L'intimé a soutenu que l'appelant a omis de déposer son appel dans les 90 jours suivant la décision de l'intimé, contrairement aux prescriptions de l'article 67 de la Loi sur les douanes. Par conséquent, l'intimé soutient, d'abord, que l'appel doit être rejeté.
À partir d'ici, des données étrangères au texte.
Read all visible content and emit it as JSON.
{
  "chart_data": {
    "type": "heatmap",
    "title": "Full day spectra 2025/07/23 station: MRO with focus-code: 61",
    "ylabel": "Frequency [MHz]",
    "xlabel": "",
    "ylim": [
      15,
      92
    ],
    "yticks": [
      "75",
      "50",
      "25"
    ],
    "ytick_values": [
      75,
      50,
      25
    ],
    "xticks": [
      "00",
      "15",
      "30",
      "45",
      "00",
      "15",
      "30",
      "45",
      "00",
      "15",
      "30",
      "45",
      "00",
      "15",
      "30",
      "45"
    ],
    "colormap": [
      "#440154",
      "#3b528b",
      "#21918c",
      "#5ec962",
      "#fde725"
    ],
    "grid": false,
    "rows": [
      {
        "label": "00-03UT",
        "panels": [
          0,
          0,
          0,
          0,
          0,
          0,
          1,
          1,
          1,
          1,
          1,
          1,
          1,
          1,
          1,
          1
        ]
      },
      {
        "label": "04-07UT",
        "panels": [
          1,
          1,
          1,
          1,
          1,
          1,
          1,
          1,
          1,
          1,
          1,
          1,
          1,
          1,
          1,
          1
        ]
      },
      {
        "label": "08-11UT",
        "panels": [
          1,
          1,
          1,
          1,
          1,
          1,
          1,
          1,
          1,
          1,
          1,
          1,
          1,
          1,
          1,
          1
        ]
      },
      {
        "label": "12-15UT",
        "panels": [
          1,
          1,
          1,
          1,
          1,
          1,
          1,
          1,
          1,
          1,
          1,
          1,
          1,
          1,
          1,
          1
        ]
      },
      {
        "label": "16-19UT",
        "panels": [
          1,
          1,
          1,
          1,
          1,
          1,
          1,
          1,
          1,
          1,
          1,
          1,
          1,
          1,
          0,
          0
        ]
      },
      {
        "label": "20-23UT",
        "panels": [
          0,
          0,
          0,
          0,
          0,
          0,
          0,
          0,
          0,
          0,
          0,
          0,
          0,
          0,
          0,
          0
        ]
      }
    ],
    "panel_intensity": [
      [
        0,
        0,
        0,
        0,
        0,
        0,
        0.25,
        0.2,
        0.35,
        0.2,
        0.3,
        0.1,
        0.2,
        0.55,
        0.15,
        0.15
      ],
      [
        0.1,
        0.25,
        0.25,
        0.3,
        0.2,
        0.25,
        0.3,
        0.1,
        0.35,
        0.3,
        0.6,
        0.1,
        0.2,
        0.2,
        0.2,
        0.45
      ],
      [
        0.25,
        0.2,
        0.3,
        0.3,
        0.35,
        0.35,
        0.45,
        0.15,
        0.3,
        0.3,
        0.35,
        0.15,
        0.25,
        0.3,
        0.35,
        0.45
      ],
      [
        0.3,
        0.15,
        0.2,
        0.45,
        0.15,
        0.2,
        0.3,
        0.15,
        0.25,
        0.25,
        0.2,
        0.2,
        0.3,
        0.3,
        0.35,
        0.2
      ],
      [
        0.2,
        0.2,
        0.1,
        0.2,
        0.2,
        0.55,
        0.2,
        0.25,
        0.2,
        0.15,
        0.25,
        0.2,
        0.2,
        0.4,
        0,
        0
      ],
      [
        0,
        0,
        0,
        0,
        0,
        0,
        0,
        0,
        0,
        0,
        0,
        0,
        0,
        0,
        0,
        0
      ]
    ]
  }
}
DÉCISION : L'appel est rejeté. Selon le Tribunal, les marchandises en cause sont des répliques et, de ce fait, sont correctement classées dans le numéro tarifaire 9898.00.00. Il s'agit cependant là d'un point qu'il est inutile de discuter, puisque le Tribunal est d'avis que l'appel n'a pas été déposé dans le délai prescrit. Aux termes de l'article 149 de la Loi sur les douanes, la date de l'avis de décision est réputée celle qui paraît sur l'avis, à savoir le 14 juillet 1999. Conformément au paragraphe 67(1) de la Loi sur les douanes, il pouvait être interjeté appel dans les 90 jours qui suivaient, à savoir au plus tard le 12 octobre 1999. Il n'a pas été interjeté appel devant le Tribunal avant le 20 octobre 1999. Cependant, le Tribunal a décidé d'entendre la preuve et la plaidoirie tant sur la question de sa compétence que sur la question du classement, étant donné qu'un document d'information du Tribunal concernant la date pertinente du début de la période de 90 jours n'était pas compatible avec la Loi. L'appelant avait invoqué ledit document d'information, qui a subséquemment été modifié. Ni le Tribunal ni l'intimé, au cours des deux années qui ont suivi, n'ont avisé l'appelant au sujet de l'écart susmentionné concernant le délai.

Lieux de l'audience

 

par voie de vidéoconférence :

Hull (Québec) et Vancouver (Colombie-Britannique)

Date de l'audience :

Le 9 novembre 2001

Date de la décision :

Le 27 février 2002

   

Membre du Tribunal :

Patricia M. Close, membre présidant

   

Conseiller pour le Tribunal :

Dominique Laporte

   

Greffiers :

Anne Turcotte

 

Margaret Fisher

   

Ont comparu :

Charles Leung, pour l'appelant

 

Michael Roach, pour l'intimé

 
 

MOTIFS DE LA DÉCISION

Il s'agit d'un appel entendu par voie de vidéoconférence à Hull (Québec) et à Vancouver (Colombie-Britannique), aux termes du paragraphe 67(1) de la Loi sur les douanes 1 , à l'égard d'une décision rendue le 14 juillet 1999 par le sous-ministre du Revenu national, aux termes du paragraphe 60(4) de la Loi. La question en litige dans le présent appel consiste à déterminer si les armes Airsoft, que l'intimé a retenues le 5 mai 1999, sont des répliques et, par conséquent, des dispositifs prohibés correctement classés dans le numéro tarifaire 9898.00.00 de l'annexe du Tarif des douanes 2 .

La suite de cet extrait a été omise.